At the end of our cruise we also had to fulfil some logistic requirements. Research stations in Antarctica are not frequently visited by supply vessels or planes. Therefore it is good practice to support these stations without bureaucratic hassle and beyond national responsibilities if time and weather permits. The British research station Rothera is located on Adelaide Island and we had parcels for them on board. A short window of good weather allowed helicopter transport of these boxes on 1 May, and also a short visit to the station. We also had equipment for the Argentine station Jubany and the German Dallmann laboratory, both located on King George Island. In addition, two German technicians had spent three months maintaining the station and wanted to return home before winter freezes other transport possibilities. The weather was perfect on 3 May, and we established a helicopter shuttle between the ship and Jubany station, which we used for a short visit ashore. The Argentine crew provided a warm welcome with home made cake and we invited them to visit our ship. Many of the ships party enjoyed walking along the black beach (volcanic ash!) and photographing fur seals and penguins from some distance. Glaciers calve into the cove close to the station - some of us had the luck to experience such a spectacle from nearby. The remainder of the ice shelf - blocks of ice tons in weight - is exposed on the beach with ice in white, blue or totally transparent, sometimes crafted to weird forms by nature. These were objects for our art photographer. Thus the day brought personal highlights to most of us; a most appreciated farewell from a short but intensive cruise.

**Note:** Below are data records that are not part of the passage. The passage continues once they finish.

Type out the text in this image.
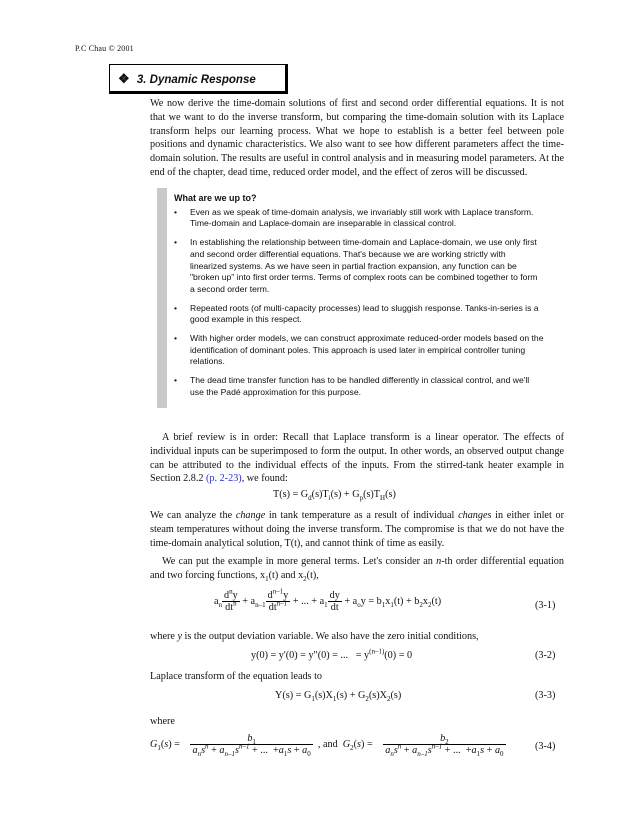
P.C Chau © 2001
❖ 3. Dynamic Response
We now derive the time-domain solutions of first and second order differential equations. It is not that we want to do the inverse transform, but comparing the time-domain solution with its Laplace transform helps our learning process. What we hope to establish is a better feel between pole positions and dynamic characteristics. We also want to see how different parameters affect the time-domain solution. The results are useful in control analysis and in measuring model parameters. At the end of the chapter, dead time, reduced order model, and the effect of zeros will be discussed.
What are we up to?
• Even as we speak of time-domain analysis, we invariably still work with Laplace transform. Time-domain and Laplace-domain are inseparable in classical control.
• In establishing the relationship between time-domain and Laplace-domain, we use only first and second order differential equations. That's because we are working strictly with linearized systems. As we have seen in partial fraction expansion, any function can be "broken up" into first order terms. Terms of complex roots can be combined together to form a second order term.
• Repeated roots (of multi-capacity processes) lead to sluggish response. Tanks-in-series is a good example in this respect.
• With higher order models, we can construct approximate reduced-order models based on the identification of dominant poles. This approach is used later in empirical controller tuning relations.
• The dead time transfer function has to be handled differently in classical control, and we'll use the Padé approximation for this purpose.
A brief review is in order: Recall that Laplace transform is a linear operator. The effects of individual inputs can be superimposed to form the output. In other words, an observed output change can be attributed to the individual effects of the inputs. From the stirred-tank heater example in Section 2.8.2 (p. 2-23), we found:
$T(s) = G_d(s)T_i(s) + G_p(s)T_H(s)$
We can analyze the change in tank temperature as a result of individual changes in either inlet or steam temperatures without doing the inverse transform. The compromise is that we do not have the time-domain analytical solution, T(t), and cannot think of time as easily.
We can put the example in more general terms. Let's consider an n-th order differential equation and two forcing functions, $x_1(t)$ and $x_2(t)$,
$a_n \frac{d^ny}{dt^n} + a_{n-1} \frac{d^{n-1}y}{dt^{n-1}}$ + ... + $a_1 \frac{dy}{dt} + a_oy = b_1x_1(t) + b_2x_2(t)$	(3-1)
where y is the output deviation variable. We also have the zero initial conditions,
y(0) = y'(0) = y"(0) = ...   = $y^{(n-1)}(0) = 0$	(3-2)
Laplace transform of the equation leads to
$Y(s) = G_1(s)X_1(s) + G_2(s)X_2(s)$	(3-3)
where
$G_1(s) = \frac{b_1}{a_ns^n + a_{n-1}s^{n-1} + ... +a_1s + a_0}$ , and  $G_2(s) = \frac{b_2}{a_ns^n + a_{n-1}s^{n-1} + ... +a_1s + a_0}$	(3-4)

The way home was not only busy because we had to pack all instruments and material but also entertaining. Two delicious, roasted pigs were the highlight of a barbecue on the deck followed by a party and dancing into the small hours.

We are most thankful to the captain, the officers and the crew of POLARSTERN for their prompt, competent and reliable help on any problems arising during the cruise - sometimes on very short notice.

We soon have to say goodbye to the ship but await walking on solid ground again.

Uli Bathmann (chief scientist)